Some potential beneficiaries “I think have no idea that it’s coming,” said a fund executive familiar with the case.

Hedge funds, asset managers, pension funds and other investors involved in the suit are expected to get an early glimpse of where they stand on Monday, according to people familiar with the case. They are to receive access to a website showing the proposed methodology for divvying up the settlement. That information will help funds to get a closer idea of their payouts, some of the people said, adding that the methodology hasn’t been finalized and is complex.

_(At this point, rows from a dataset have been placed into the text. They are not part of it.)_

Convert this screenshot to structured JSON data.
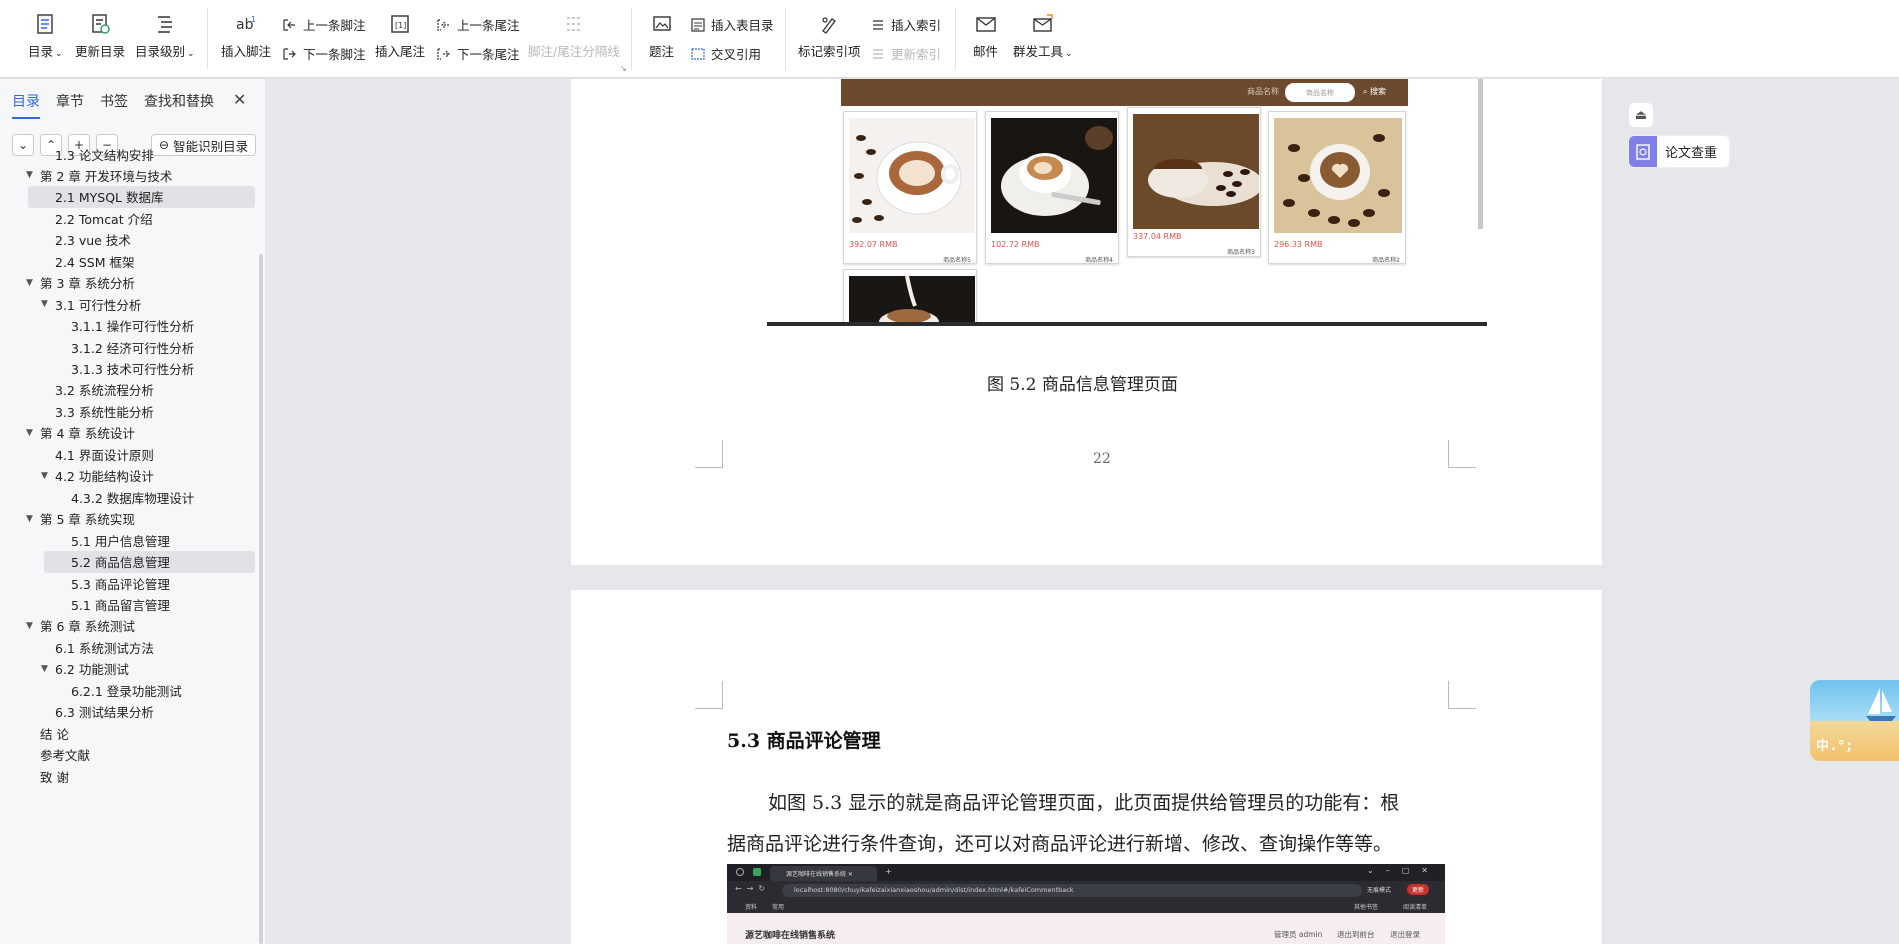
{
  "ribbon": {
    "toc": "目录",
    "update_toc": "更新目录",
    "toc_level": "目录级别",
    "insert_footnote": "插入脚注",
    "prev_footnote": "上一条脚注",
    "next_footnote": "下一条脚注",
    "insert_endnote": "插入尾注",
    "prev_endnote": "上一条尾注",
    "next_endnote": "下一条尾注",
    "separator": "脚注/尾注分隔线",
    "caption": "题注",
    "insert_table_of_figures": "插入表目录",
    "cross_reference": "交叉引用",
    "mark_index": "标记索引项",
    "insert_index": "插入索引",
    "update_index": "更新索引",
    "mail": "邮件",
    "mail_merge": "群发工具"
  },
  "nav": {
    "tabs": [
      "目录",
      "章节",
      "书签",
      "查找和替换"
    ],
    "smart_toc": "智能识别目录",
    "items": [
      {
        "label": "1.3 论文结构安排",
        "level": 1,
        "arrow": false,
        "selected": false
      },
      {
        "label": "第 2 章  开发环境与技术",
        "level": 0,
        "arrow": true,
        "selected": false
      },
      {
        "label": "2.1 MYSQL 数据库",
        "level": 1,
        "arrow": false,
        "selected": true
      },
      {
        "label": "2.2 Tomcat  介绍",
        "level": 1,
        "arrow": false,
        "selected": false
      },
      {
        "label": "2.3 vue 技术",
        "level": 1,
        "arrow": false,
        "selected": false
      },
      {
        "label": "2.4 SSM 框架",
        "level": 1,
        "arrow": false,
        "selected": false
      },
      {
        "label": "第 3 章  系统分析",
        "level": 0,
        "arrow": true,
        "selected": false
      },
      {
        "label": "3.1 可行性分析",
        "level": 1,
        "arrow": true,
        "selected": false
      },
      {
        "label": "3.1.1 操作可行性分析",
        "level": 2,
        "arrow": false,
        "selected": false
      },
      {
        "label": "3.1.2 经济可行性分析",
        "level": 2,
        "arrow": false,
        "selected": false
      },
      {
        "label": "3.1.3 技术可行性分析",
        "level": 2,
        "arrow": false,
        "selected": false
      },
      {
        "label": "3.2 系统流程分析",
        "level": 1,
        "arrow": false,
        "selected": false
      },
      {
        "label": "3.3 系统性能分析",
        "level": 1,
        "arrow": false,
        "selected": false
      },
      {
        "label": "第 4 章  系统设计",
        "level": 0,
        "arrow": true,
        "selected": false
      },
      {
        "label": "4.1 界面设计原则",
        "level": 1,
        "arrow": false,
        "selected": false
      },
      {
        "label": "4.2 功能结构设计",
        "level": 1,
        "arrow": true,
        "selected": false
      },
      {
        "label": "4.3.2  数据库物理设计",
        "level": 2,
        "arrow": false,
        "selected": false
      },
      {
        "label": "第 5 章  系统实现",
        "level": 0,
        "arrow": true,
        "selected": false
      },
      {
        "label": "5.1 用户信息管理",
        "level": 2,
        "arrow": false,
        "selected": false
      },
      {
        "label": "5.2  商品信息管理",
        "level": 2,
        "arrow": false,
        "selected": true
      },
      {
        "label": "5.3 商品评论管理",
        "level": 2,
        "arrow": false,
        "selected": false
      },
      {
        "label": "5.1 商品留言管理",
        "level": 2,
        "arrow": false,
        "selected": false
      },
      {
        "label": "第 6 章  系统测试",
        "level": 0,
        "arrow": true,
        "selected": false
      },
      {
        "label": "6.1  系统测试方法",
        "level": 1,
        "arrow": false,
        "selected": false
      },
      {
        "label": "6.2  功能测试",
        "level": 1,
        "arrow": true,
        "selected": false
      },
      {
        "label": "6.2.1  登录功能测试",
        "level": 2,
        "arrow": false,
        "selected": false
      },
      {
        "label": "6.3  测试结果分析",
        "level": 1,
        "arrow": false,
        "selected": false
      },
      {
        "label": "结    论",
        "level": 0,
        "arrow": false,
        "selected": false
      },
      {
        "label": "参考文献",
        "level": 0,
        "arrow": false,
        "selected": false
      },
      {
        "label": "致    谢",
        "level": 0,
        "arrow": false,
        "selected": false
      }
    ]
  },
  "figure": {
    "search_label": "商品名称",
    "search_placeholder": "商品名称",
    "search_button": "搜索",
    "products": [
      {
        "price": "392.07 RMB",
        "name": "商品名称5"
      },
      {
        "price": "102.72 RMB",
        "name": "商品名称4"
      },
      {
        "price": "337.04 RMB",
        "name": "商品名称3"
      },
      {
        "price": "296.33 RMB",
        "name": "商品名称2"
      }
    ]
  },
  "document": {
    "caption": "图 5.2  商品信息管理页面",
    "page_number": "22",
    "heading": "5.3 商品评论管理",
    "para_line1": "如图 5.3 显示的就是商品评论管理页面，此页面提供给管理员的功能有：根",
    "para_line2": "据商品评论进行条件查询，还可以对商品评论进行新增、修改、查询操作等等。"
  },
  "screenshot": {
    "tab_title": "源艺咖啡在线销售系统",
    "url": "localhost:8080/chuyikafeizaixianxiaoshou/admin/dist/index.html#/kafeiCommentback",
    "bookmark1": "资料",
    "bookmark2": "常用",
    "bookmark_other": "其他书签",
    "reading_list": "阅读清单",
    "incognito": "无痕模式",
    "update": "更新",
    "app_title": "源艺咖啡在线销售系统",
    "admin": "管理员 admin",
    "back_to_front": "退出到前台",
    "logout": "退出登录"
  },
  "right": {
    "thesis_check": "论文查重",
    "ime_text": "中.°;"
  }
}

Individual payouts from the suit—the aggregate amount is one of the largest in a private antitrust case of its kind—will be a welcome boost for funds still reeling from rocky markets in 2015. Many fund firms have been burned by investments in distressed corporate bonds and wagers on energy.

Other firms in line for large sums include funds affiliated with Anchorage Capital Group LLC, BlackRock Inc., Bridgewater Associates LP, Pacific Investment Management Co., and Saba Capital Management LP, the people said.

The exact payouts won’t be known by funds for weeks. Funds that hope to collect must file claims, which will have to be audited and qualified by a claims administrator. The final settlement of the case must be approved by a court.

A dozen of Wall Street’s biggest banks agreed last year to settle accusations that they conspired to prevent competition in the credit-derivatives markets, according to the complaint.

The suit alleged that the banks overcharged clients and, together with two other institutions, delayed credit derivatives from being openly traded on exchanges, where prices would be more transparent. In settling, the defendants didn’t admit or deny fault. The process that moves forward Monday will allocate payouts from that suit.

There are up to 14,000 potential class members who could become eligible claimants if they traded with the defendant banks in the time period of the class, from January 2008 to September 2015, and meet other criteria. Some could opt out, for example, if potential legal and administrative fees dwarf their likely share.

The plaintiff law firms, Quinn Emanuel Urquhart & Sullivan LLP and Pearson, Simon & Warshaw LLP, plan to file with the court for fees of up to 14% of the total pot, some people said.

The methodology for awarding payouts will likely reflect several considerations, including whether the swaps were based on individual borrowers or indexes, the face amount traded and what year the trades were entered, said people familiar with the case.

Those working as experts on the case include the Berkeley Research Group consultancy and Stanford University finance professor Darrell Duffie. According to court filings, Mr. Duffie has conducted substantial research on credit derivatives and wrote a book on “dark” markets.

Mr. Duffie said in an interview the case has implications for investors crying foul about other Wall Street instruments that don’t trade on exchanges. One lawsuit already filed concerns derivatives called interest-rate swaps.

“Some of our existing markets are better than others from the viewpoint of broad access, transparency and competitiveness,” said Mr. Duffie.